Reading Literary Fiction Improves Theory of Mind
Source: https://www.science.org/doi/10.1126/science.1239918 ↗
Kidd and Castano's experiments show that reading literary fiction — as distinct from popular fiction or nonfiction — measurably improves theory of mind, the ability to attribute mental states to others.
The finding was published in Science and sparked a productive replication debate that largely confirmed the core result.
For product direction the paper matters because it reframes empathy as a trainable cognitive capacity rather than a personality trait, which changes what you can do about it organisationally.
If your product team struggles to model user intent, the prescription is not "hire more empathetic people" but "create conditions that develop the skill." Short, rigorous, and pairs well with Levy's work on empathy education in engineering and Krznaric's broader argument in Empathy and the Art of Living.
Central argument
Kidd and Castano conducted a series of experiments demonstrating that reading literary fiction — defined by its resistance to easy interpretation and its demand that readers actively infer characters' inner lives — produces measurable, short-term improvements in theory of mind, the cognitive capacity to attribute beliefs, intentions, and emotions to others. Crucially, the effect was specific: popular fiction and nonfiction did not produce the same gains. The core thesis is that literary fiction functions as a simulator for social cognition, not merely a source of emotional resonance.
Critique
The most substantive limitation is the measurement instrument: the studies rely heavily on the 'Reading the Mind in the Eyes' test, which captures a narrow slice of social cognition and has itself been critiqued for conflating emotion recognition with full theory of mind. This raises the question of whether the experiments demonstrate genuine improvement in attributing complex mental states — the kind required to model a user's latent needs — or a more modest, domain-specific perceptual skill that may not transfer to real-world social reasoning. The replication debate, while broadly supportive, also revealed sensitivity to experimental conditions, suggesting the effect size and durability under natural reading conditions remain genuinely uncertain.

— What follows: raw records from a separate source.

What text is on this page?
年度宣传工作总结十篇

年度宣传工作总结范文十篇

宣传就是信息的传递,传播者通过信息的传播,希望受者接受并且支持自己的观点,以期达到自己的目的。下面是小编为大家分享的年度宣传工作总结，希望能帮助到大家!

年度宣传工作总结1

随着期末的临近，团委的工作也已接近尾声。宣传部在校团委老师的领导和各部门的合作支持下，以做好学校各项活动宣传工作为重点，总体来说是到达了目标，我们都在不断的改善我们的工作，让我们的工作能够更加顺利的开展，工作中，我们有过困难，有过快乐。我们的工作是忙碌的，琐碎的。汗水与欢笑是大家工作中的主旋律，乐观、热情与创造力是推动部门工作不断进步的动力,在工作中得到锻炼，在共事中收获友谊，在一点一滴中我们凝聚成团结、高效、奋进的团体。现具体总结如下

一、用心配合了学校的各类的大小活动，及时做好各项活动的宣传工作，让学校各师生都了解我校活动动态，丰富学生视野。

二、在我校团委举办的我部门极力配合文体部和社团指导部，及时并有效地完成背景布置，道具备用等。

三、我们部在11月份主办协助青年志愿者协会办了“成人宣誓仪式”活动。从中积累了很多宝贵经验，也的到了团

Why it matters for product
For a CPO, the paper's most actionable implication is that the empathy deficit common in technically-oriented product teams is a capability gap that can be deliberately closed, not a fixed trait requiring a hiring solution. This reframes onboarding, team rituals, and professional development — exposure to literary fiction, or other practices that force inference about ambiguous mental states, could be embedded as legitimate development alongside user research methods. It also sharpens the diagnostic question when discovery repeatedly misfires: the problem may not be insufficient data about users, but insufficient cognitive infrastructure on the team to interpret it.